When I do veggies, I usually tend to roast them, as I feel it brings out their flavors better, and honestly, I usually don’t like them raw. Broccoli is one of those veggies that tastes amazing when you cook it just right, and I think I may have found a new favorite recipe using it, especially when it’ll inevitably show up at the farmer’s market in abundance (and cheap as shit because there’s a glut and people don’t typically buy it). 

You’ve probably noticed that I’ve got a lot of recipes with lemon juice showing up lately. I actually kind of have a small trick for that. I don’t own a juicer (and kind of think it’s a waste of time), but what I do have is a local grocery store that does fresh squeezed juices, and expands their typical orange juices to include lemon (and occasionally lime) in the summer. It’s cheap (usually $1 for 8 oz of juice), way less effort than juicing a ton of lemons yourself, and the fresh squeezed makes it taste even more delicious. 
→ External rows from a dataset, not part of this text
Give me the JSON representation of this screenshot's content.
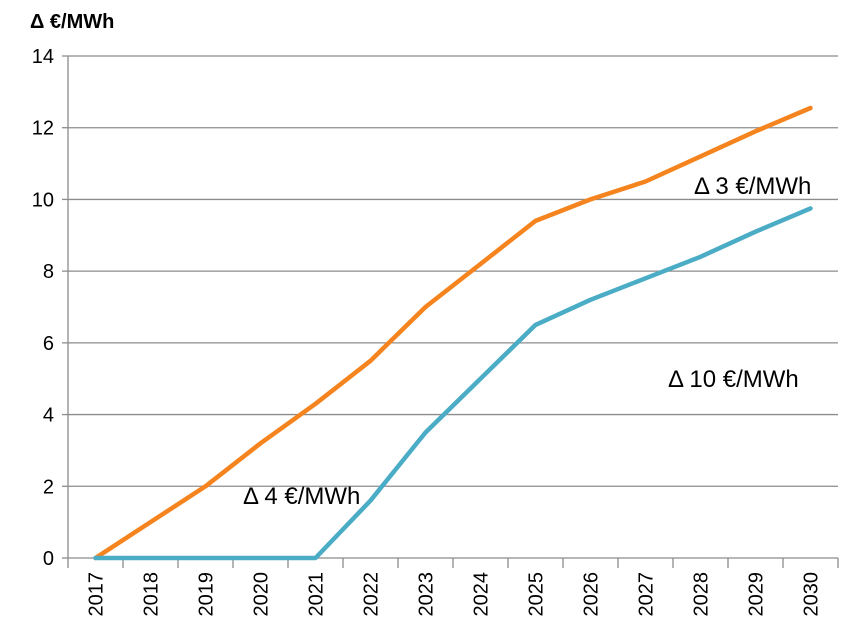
{
  "chart_data": {
    "type": "line",
    "title": "",
    "xlabel": "",
    "ylabel": "Δ €/MWh",
    "categories": [
      "2017",
      "2018",
      "2019",
      "2020",
      "2021",
      "2022",
      "2023",
      "2024",
      "2025",
      "2026",
      "2027",
      "2028",
      "2029",
      "2030"
    ],
    "ylim": [
      0,
      14
    ],
    "yticks": [
      0,
      2,
      4,
      6,
      8,
      10,
      12,
      14
    ],
    "grid": true,
    "legend": "none",
    "series": [
      {
        "color": "#F5841F",
        "values": [
          0,
          1.0,
          2.0,
          3.2,
          4.3,
          5.5,
          7.0,
          8.2,
          9.4,
          10.0,
          10.5,
          11.2,
          11.9,
          12.55
        ]
      },
      {
        "color": "#4BACC6",
        "values": [
          0,
          0,
          0,
          0,
          0,
          1.6,
          3.5,
          5.0,
          6.5,
          7.2,
          7.8,
          8.4,
          9.1,
          9.75
        ]
      }
    ],
    "annotations": [
      {
        "text": "Δ 3 €/MWh"
      },
      {
        "text": "Δ 10 €/MWh"
      },
      {
        "text": "Δ 4 €/MWh"
      }
    ]
  }
}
Crispy Broccoli with Lemon and Garlic
Lasts 3 meals as a side

Ingredients

  • 1 lb fresh broccoli
  • 3 T olive oil, divided
  • red pepper flakes
  • sea salt
  • finely grated lemon zest (from at least half a lemon)
  • 2 large garlic cloves, minced
  • fresh squeezed lemon juice to finish

Preheat your oven to 425. Take a baking sheet, lay down some foil on it, and take half of your olive oil, and drizzle it on the foil, brushing it into the foil so that it’s evenly coated (see picture 3).
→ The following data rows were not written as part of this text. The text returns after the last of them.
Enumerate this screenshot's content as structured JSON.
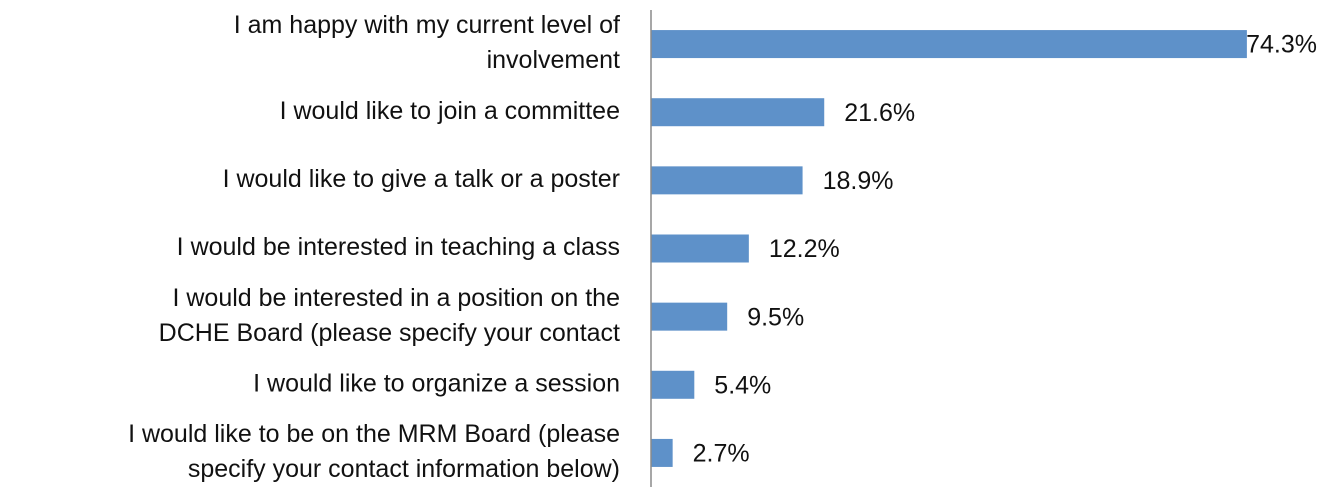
{
  "chart_data": {
    "type": "bar",
    "orientation": "horizontal",
    "categories": [
      [
        "I am happy with my current level of",
        "involvement"
      ],
      [
        "I would like to join a committee"
      ],
      [
        "I would like to give a talk or a poster"
      ],
      [
        "I would be interested in teaching a class"
      ],
      [
        "I would be interested in a position on the",
        "DCHE Board (please specify your contact"
      ],
      [
        "I would like to organize a session"
      ],
      [
        "I would like to be on the MRM Board (please",
        "specify your contact information below)"
      ]
    ],
    "values": [
      74.3,
      21.6,
      18.9,
      12.2,
      9.5,
      5.4,
      2.7
    ],
    "value_labels": [
      "74.3%",
      "21.6%",
      "18.9%",
      "12.2%",
      "9.5%",
      "5.4%",
      "2.7%"
    ],
    "color": "#5e91c9",
    "xlim": [
      0,
      80
    ]
  }
}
Take your broccoli, and slice through the stems as close as you can get to the bottom of the floret crown. The florets will naturally break into several large chunks, and you can break these down a little bit further to get a more manageable size like the first picture that you see above. Deb recommends peeling and cutting up the remaining stems, but I honestly wasn’t feeling in the mood to do that, so I skipped it. It is an option, though.
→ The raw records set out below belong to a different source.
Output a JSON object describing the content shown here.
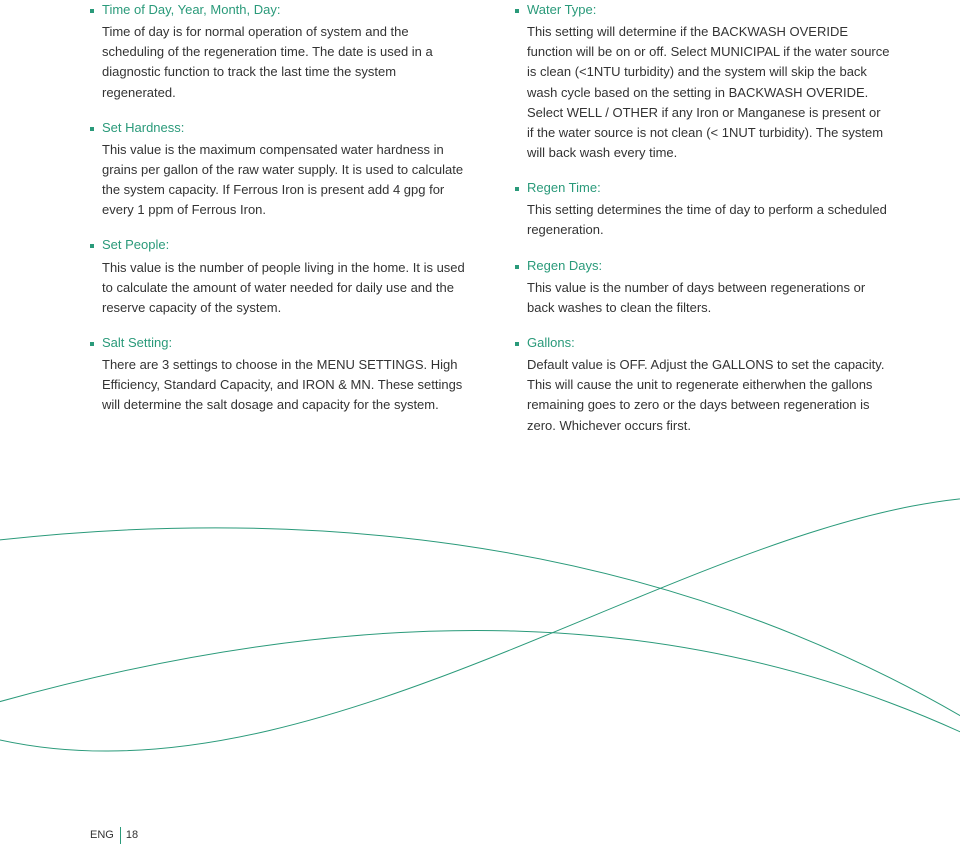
{
  "left": [
    {
      "title": "Time of Day, Year, Month, Day:",
      "body": "Time of day is for normal operation of system and the scheduling of the regeneration time. The date is used in a diagnostic function to track the last time the system regenerated."
    },
    {
      "title": "Set Hardness:",
      "body": "This value is the maximum compensated water hardness in grains per gallon of the raw water supply. It is used to calculate the system capacity. If Ferrous Iron is present add 4 gpg for every 1 ppm of Ferrous Iron."
    },
    {
      "title": "Set People:",
      "body": "This value is the number of people living in the home. It is used to calculate the amount of water needed for daily use and the reserve capacity of the system."
    },
    {
      "title": "Salt Setting:",
      "body": "There are 3 settings to choose in the MENU SETTINGS. High Efficiency, Standard Capacity, and IRON & MN. These settings will determine the salt dosage and capacity for the system."
    }
  ],
  "right": [
    {
      "title": "Water Type:",
      "body": "This setting will determine if the BACKWASH OVERIDE function will be on or off. Select MUNICIPAL if the water source is clean (<1NTU turbidity) and the system will skip the back wash cycle based on the setting in BACKWASH OVERIDE. Select WELL / OTHER if any Iron or Manganese is present or if the water source is not clean (< 1NUT turbidity). The system will back wash every time."
    },
    {
      "title": "Regen Time:",
      "body": "This setting determines the time of day to perform a scheduled regeneration."
    },
    {
      "title": "Regen Days:",
      "body": "This value is the number of days between regenerations or back washes to clean the filters."
    },
    {
      "title": "Gallons:",
      "body": "Default value is OFF. Adjust the GALLONS to set the capacity. This will cause the unit to regenerate eitherwhen the gallons remaining goes to zero or the days between regeneration is zero. Whichever occurs first."
    }
  ],
  "footer": {
    "lang": "ENG",
    "page": "18"
  },
  "curves": {
    "color": "#2a9a7a",
    "stroke_width": 1,
    "paths": [
      "M -50 80 C 250 40, 650 50, 1010 280",
      "M -50 260 C 300 380, 700 30, 1010 30",
      "M -50 250 C 350 130, 700 130, 1010 290"
    ]
  }
}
Mix together your remaining olive oil, red pepper flakes to taste, a bit of sea salt, your minced garlic, and lemon zest, and then toss with the florets to coat.  Spread the broccoli in a single layer in your prepared sheet, and then put it in the oven. Roast for twenty minutes, and then flip and move around the pieces with a spatula. Picture five is what your broccoli will look like after those first twenty minutes or so. I roasted mine for another ten minutes to get a good char on it, but not, say, burnt (see pic six). General rule is after that first twenty minutes check it every five minutes or so to see where it’s at. 

Before taking it out of the oven, take one of the smaller florets and taste it to be sure it’s to your liking. If it is, take it out of the oven, and then sprinkle with fresh lemon juice to your personal taste, and then enjoy the ridiculously good broccoli. (Or follow one of Deb’s riff suggestions; some of those sound real good.)